I would like to conclude with the thought about Job, whose wife came to him with a tempting suggestion:

“Then said his wife unto him, Dost thou still retain thine integrity? curse God, and die.

“But he said unto her, Thou speakest as one of the foolish women speaketh. What? shall we receive good at the hand of God, and shall we not receive evil? …

“All the while my breath is in me, and the spirit of God is in my nostrils,

“My lips shall not speak wickedness, nor my tongue utter deceit.

“God forbid that I should justify you: till I die I will not remove mine integrity from me.

“My righteousness I hold fast, and will not let it go: my heart shall not reproach me so long as I live. …

“For what is the hope of the hypocrite, though he hath gained, when God taketh away his soul?” (Job 2:9–10; Job 27:3–6, 8.)

And then as I have heard the many sermons throughout this conference, a number of times Matthew 16 has been quoted. I would like to quote it once more, for the repetition will strengthen us.

“When Jesus came into the coasts of Caesarea Philippi, he asked his disciples, saying, Whom do men say that I the Son of man am?

“And they said, Some say that thou art John the Baptist: some, Elias; and others, Jeremias, or one of the prophets.

“He saith unto them, But whom say ye that I am?”

And Simon Peter was the spokesman. He answered and said, “Thou art the Christ, the Son of the living God.” (Matt. 16:13–16.)

There are a half a hundred special witnesses in this room this day. There are tens of thousands of men under the sound of my voice, all of whom would, in one great chorus, answer that question—“Thou art the Christ, the Son of the living God.”

And then the Lord could say to every one of the thousands of us, “Blessed art thou, my son.
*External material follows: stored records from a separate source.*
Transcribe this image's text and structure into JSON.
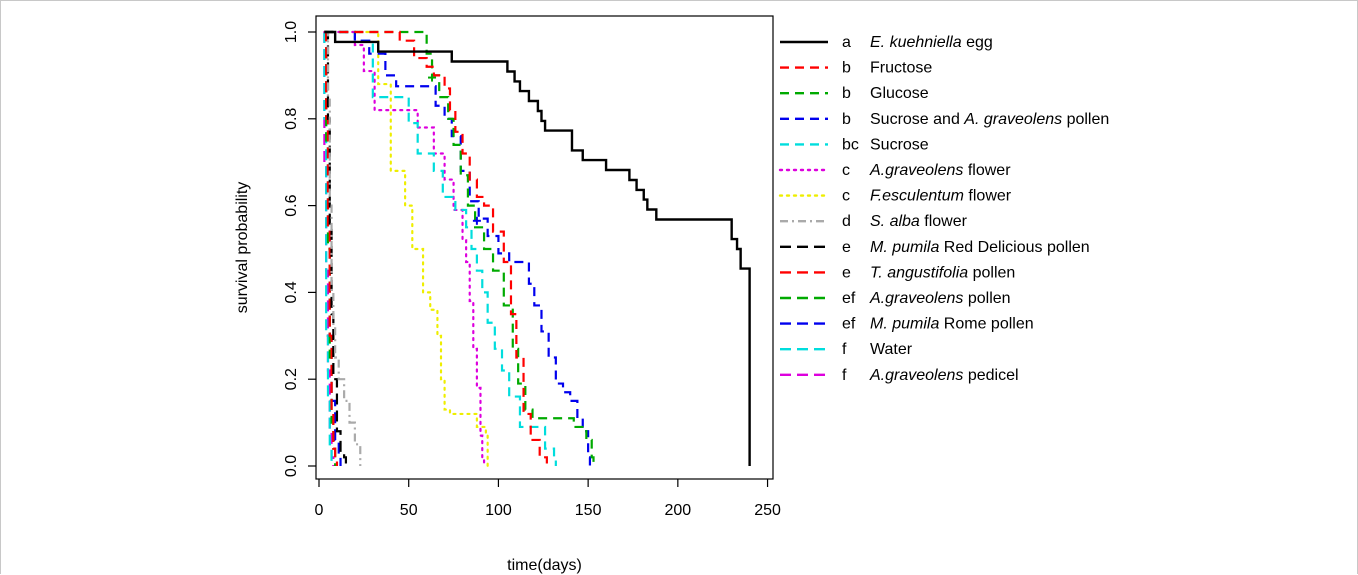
{
  "chart_data": {
    "type": "line",
    "xlabel": "time(days)",
    "ylabel": "survival probability",
    "xlim": [
      0,
      250
    ],
    "ylim": [
      0,
      1
    ],
    "xticks": [
      "0",
      "50",
      "100",
      "150",
      "200",
      "250"
    ],
    "yticks": [
      "0.0",
      "0.2",
      "0.4",
      "0.6",
      "0.8",
      "1.0"
    ],
    "grid": false,
    "legend_position": "right",
    "series": [
      {
        "group": "a",
        "name_parts": [
          {
            "t": "E. kuehniella",
            "i": true
          },
          {
            "t": " egg",
            "i": false
          }
        ],
        "color": "#000000",
        "dash": "solid",
        "points": [
          [
            3,
            1
          ],
          [
            9,
            0.977
          ],
          [
            33,
            0.977
          ],
          [
            33,
            0.955
          ],
          [
            74,
            0.955
          ],
          [
            74,
            0.932
          ],
          [
            97,
            0.932
          ],
          [
            105,
            0.909
          ],
          [
            109,
            0.886
          ],
          [
            112,
            0.864
          ],
          [
            117,
            0.841
          ],
          [
            122,
            0.818
          ],
          [
            124,
            0.795
          ],
          [
            126,
            0.773
          ],
          [
            137,
            0.773
          ],
          [
            141,
            0.727
          ],
          [
            147,
            0.705
          ],
          [
            155,
            0.705
          ],
          [
            160,
            0.682
          ],
          [
            168,
            0.682
          ],
          [
            173,
            0.659
          ],
          [
            177,
            0.636
          ],
          [
            181,
            0.614
          ],
          [
            183,
            0.591
          ],
          [
            188,
            0.568
          ],
          [
            227,
            0.568
          ],
          [
            230,
            0.523
          ],
          [
            233,
            0.5
          ],
          [
            235,
            0.455
          ],
          [
            240,
            0.455
          ],
          [
            240,
            0
          ]
        ]
      },
      {
        "group": "b",
        "name_parts": [
          {
            "t": "Fructose",
            "i": false
          }
        ],
        "color": "#ff0000",
        "dash": "dashed",
        "points": [
          [
            3,
            1
          ],
          [
            40,
            1
          ],
          [
            45,
            0.98
          ],
          [
            53,
            0.94
          ],
          [
            60,
            0.92
          ],
          [
            64,
            0.9
          ],
          [
            70,
            0.87
          ],
          [
            73,
            0.82
          ],
          [
            76,
            0.77
          ],
          [
            80,
            0.72
          ],
          [
            84,
            0.66
          ],
          [
            88,
            0.62
          ],
          [
            92,
            0.6
          ],
          [
            97,
            0.54
          ],
          [
            103,
            0.47
          ],
          [
            107,
            0.35
          ],
          [
            110,
            0.25
          ],
          [
            114,
            0.12
          ],
          [
            118,
            0.06
          ],
          [
            123,
            0.02
          ],
          [
            127,
            0
          ]
        ]
      },
      {
        "group": "b",
        "name_parts": [
          {
            "t": "Glucose",
            "i": false
          }
        ],
        "color": "#00aa00",
        "dash": "dashed",
        "points": [
          [
            3,
            1
          ],
          [
            55,
            1
          ],
          [
            60,
            0.95
          ],
          [
            63,
            0.9
          ],
          [
            67,
            0.85
          ],
          [
            72,
            0.8
          ],
          [
            75,
            0.74
          ],
          [
            79,
            0.67
          ],
          [
            83,
            0.6
          ],
          [
            87,
            0.55
          ],
          [
            92,
            0.5
          ],
          [
            97,
            0.45
          ],
          [
            103,
            0.37
          ],
          [
            108,
            0.27
          ],
          [
            111,
            0.19
          ],
          [
            115,
            0.13
          ],
          [
            119,
            0.11
          ],
          [
            137,
            0.11
          ],
          [
            142,
            0.09
          ],
          [
            149,
            0.06
          ],
          [
            152,
            0.02
          ],
          [
            153,
            0
          ]
        ]
      },
      {
        "group": "b",
        "name_parts": [
          {
            "t": "Sucrose and ",
            "i": false
          },
          {
            "t": "A. graveolens",
            "i": true
          },
          {
            "t": " pollen",
            "i": false
          }
        ],
        "color": "#0000ee",
        "dash": "dashed",
        "points": [
          [
            3,
            1
          ],
          [
            20,
            0.98
          ],
          [
            28,
            0.95
          ],
          [
            37,
            0.9
          ],
          [
            43,
            0.875
          ],
          [
            60,
            0.875
          ],
          [
            65,
            0.83
          ],
          [
            70,
            0.8
          ],
          [
            74,
            0.76
          ],
          [
            79,
            0.68
          ],
          [
            84,
            0.61
          ],
          [
            89,
            0.57
          ],
          [
            94,
            0.53
          ],
          [
            100,
            0.49
          ],
          [
            106,
            0.47
          ],
          [
            113,
            0.47
          ],
          [
            117,
            0.42
          ],
          [
            120,
            0.37
          ],
          [
            124,
            0.31
          ],
          [
            128,
            0.25
          ],
          [
            132,
            0.19
          ],
          [
            136,
            0.17
          ],
          [
            140,
            0.15
          ],
          [
            144,
            0.11
          ],
          [
            147,
            0.08
          ],
          [
            150,
            0.02
          ],
          [
            151,
            0
          ]
        ]
      },
      {
        "group": "bc",
        "name_parts": [
          {
            "t": "Sucrose",
            "i": false
          }
        ],
        "color": "#00dddd",
        "dash": "dashed",
        "points": [
          [
            3,
            1
          ],
          [
            12,
            1
          ],
          [
            20,
            0.98
          ],
          [
            30,
            0.85
          ],
          [
            45,
            0.85
          ],
          [
            50,
            0.79
          ],
          [
            55,
            0.72
          ],
          [
            64,
            0.68
          ],
          [
            69,
            0.62
          ],
          [
            76,
            0.59
          ],
          [
            82,
            0.55
          ],
          [
            85,
            0.5
          ],
          [
            88,
            0.45
          ],
          [
            91,
            0.4
          ],
          [
            94,
            0.33
          ],
          [
            98,
            0.27
          ],
          [
            102,
            0.22
          ],
          [
            106,
            0.16
          ],
          [
            112,
            0.09
          ],
          [
            122,
            0.09
          ],
          [
            126,
            0.04
          ],
          [
            131,
            0.02
          ],
          [
            132,
            0
          ]
        ]
      },
      {
        "group": "c",
        "name_parts": [
          {
            "t": "A.graveolens",
            "i": true
          },
          {
            "t": " flower",
            "i": false
          }
        ],
        "color": "#dd00dd",
        "dash": "dotted",
        "points": [
          [
            3,
            1
          ],
          [
            20,
            0.97
          ],
          [
            25,
            0.91
          ],
          [
            31,
            0.82
          ],
          [
            46,
            0.82
          ],
          [
            55,
            0.78
          ],
          [
            64,
            0.72
          ],
          [
            70,
            0.66
          ],
          [
            75,
            0.59
          ],
          [
            80,
            0.52
          ],
          [
            82,
            0.47
          ],
          [
            84,
            0.38
          ],
          [
            86,
            0.27
          ],
          [
            88,
            0.18
          ],
          [
            90,
            0.07
          ],
          [
            91,
            0.02
          ],
          [
            92,
            0
          ]
        ]
      },
      {
        "group": "c",
        "name_parts": [
          {
            "t": "F.esculentum",
            "i": true
          },
          {
            "t": " flower",
            "i": false
          }
        ],
        "color": "#eeee00",
        "dash": "dotted",
        "points": [
          [
            3,
            1
          ],
          [
            26,
            1
          ],
          [
            33,
            0.88
          ],
          [
            40,
            0.68
          ],
          [
            45,
            0.68
          ],
          [
            48,
            0.6
          ],
          [
            52,
            0.5
          ],
          [
            58,
            0.4
          ],
          [
            62,
            0.36
          ],
          [
            66,
            0.3
          ],
          [
            68,
            0.2
          ],
          [
            70,
            0.13
          ],
          [
            73,
            0.12
          ],
          [
            84,
            0.12
          ],
          [
            88,
            0.09
          ],
          [
            93,
            0.07
          ],
          [
            94,
            0
          ]
        ]
      },
      {
        "group": "d",
        "name_parts": [
          {
            "t": "S. alba",
            "i": true
          },
          {
            "t": " flower",
            "i": false
          }
        ],
        "color": "#aaaaaa",
        "dash": "dashdot",
        "points": [
          [
            3,
            1
          ],
          [
            5,
            0.85
          ],
          [
            6,
            0.6
          ],
          [
            7,
            0.4
          ],
          [
            8,
            0.32
          ],
          [
            9,
            0.25
          ],
          [
            11,
            0.2
          ],
          [
            14,
            0.15
          ],
          [
            17,
            0.1
          ],
          [
            20,
            0.05
          ],
          [
            23,
            0.02
          ],
          [
            23,
            0
          ]
        ]
      },
      {
        "group": "e",
        "name_parts": [
          {
            "t": "M. pumila",
            "i": true
          },
          {
            "t": " Red Delicious pollen",
            "i": false
          }
        ],
        "color": "#000000",
        "dash": "longdash",
        "points": [
          [
            3,
            1
          ],
          [
            5,
            0.8
          ],
          [
            6,
            0.55
          ],
          [
            7,
            0.35
          ],
          [
            8,
            0.2
          ],
          [
            10,
            0.08
          ],
          [
            12,
            0.03
          ],
          [
            14,
            0.02
          ],
          [
            15,
            0
          ]
        ]
      },
      {
        "group": "e",
        "name_parts": [
          {
            "t": "T. angustifolia",
            "i": true
          },
          {
            "t": " pollen",
            "i": false
          }
        ],
        "color": "#ff0000",
        "dash": "longdash",
        "points": [
          [
            3,
            1
          ],
          [
            4,
            0.8
          ],
          [
            5,
            0.55
          ],
          [
            6,
            0.3
          ],
          [
            7,
            0.12
          ],
          [
            8,
            0.04
          ],
          [
            9,
            0.02
          ],
          [
            10,
            0
          ]
        ]
      },
      {
        "group": "ef",
        "name_parts": [
          {
            "t": "A.graveolens",
            "i": true
          },
          {
            "t": " pollen",
            "i": false
          }
        ],
        "color": "#00aa00",
        "dash": "longdash",
        "points": [
          [
            3,
            1
          ],
          [
            4,
            0.75
          ],
          [
            5,
            0.5
          ],
          [
            6,
            0.25
          ],
          [
            7,
            0.1
          ],
          [
            8,
            0.04
          ],
          [
            9,
            0
          ]
        ]
      },
      {
        "group": "ef",
        "name_parts": [
          {
            "t": "M. pumila",
            "i": true
          },
          {
            "t": " Rome pollen",
            "i": false
          }
        ],
        "color": "#0000ee",
        "dash": "longdash",
        "points": [
          [
            3,
            1
          ],
          [
            4,
            0.8
          ],
          [
            5,
            0.55
          ],
          [
            6,
            0.3
          ],
          [
            7,
            0.15
          ],
          [
            9,
            0.06
          ],
          [
            11,
            0.02
          ],
          [
            12,
            0
          ]
        ]
      },
      {
        "group": "f",
        "name_parts": [
          {
            "t": "Water",
            "i": false
          }
        ],
        "color": "#00dddd",
        "dash": "longdash",
        "points": [
          [
            3,
            1
          ],
          [
            3,
            0.8
          ],
          [
            4,
            0.55
          ],
          [
            4,
            0.3
          ],
          [
            5,
            0.15
          ],
          [
            6,
            0.05
          ],
          [
            7,
            0
          ]
        ]
      },
      {
        "group": "f",
        "name_parts": [
          {
            "t": "A.graveolens",
            "i": true
          },
          {
            "t": " pedicel",
            "i": false
          }
        ],
        "color": "#dd00dd",
        "dash": "longdash",
        "points": [
          [
            3,
            1
          ],
          [
            3,
            0.7
          ],
          [
            4,
            0.45
          ],
          [
            5,
            0.22
          ],
          [
            6,
            0.08
          ],
          [
            7,
            0.02
          ],
          [
            8,
            0
          ]
        ]
      }
    ],
    "censor_marks": [
      {
        "x": 63,
        "y": 0.895,
        "color": "#00aa00"
      },
      {
        "x": 88,
        "y": 0.565,
        "color": "#0000ee"
      }
    ]
  }
}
For flesh and blood hath not revealed it unto thee, but my Father which is in heaven hath revealed it unto thee.

And I say unto thee, That thou art Peter, James, or John, or Bill, or Sam, and upon this rock of revelation—not the rock of Peter, because the Church could not be established on the life of any man, but on the rock of revelation—have I revealed this unto thee that Jesus is the Christ.

“And I will give unto thee the keys of the kingdom of heaven: and whatsoever thou shalt bind on earth shall be bound in heaven: and whatsoever thou shalt loose on earth shall be loosed in heaven.” (See Matt. 16:17–19.)

And that is my testimony to you, my brothers and sisters, as we conclude this marvelous conference when we have all rejoiced so much together. My testimony is that whatsoever can be bound on earth can be bound in heaven by the authority and the power that has been given to the servants of the Lord. The Twelve Apostles were given it in those early days. It is given to them again today. Whatsoever ye shall bind on earth shall be bound in heaven. The keys of the kingdom are upon the earth. We know that the Lord wishes us to use them to open the doors to move forward and to carry forward the work of our Savior as we make our special efforts. And I bear this testimony to you and ask the blessings of the Lord to be upon you in your home going, that you may be protected and safe, and that the message of this conference may sink deep into your hearts and last forever, in the name of Jesus Christ. Amen.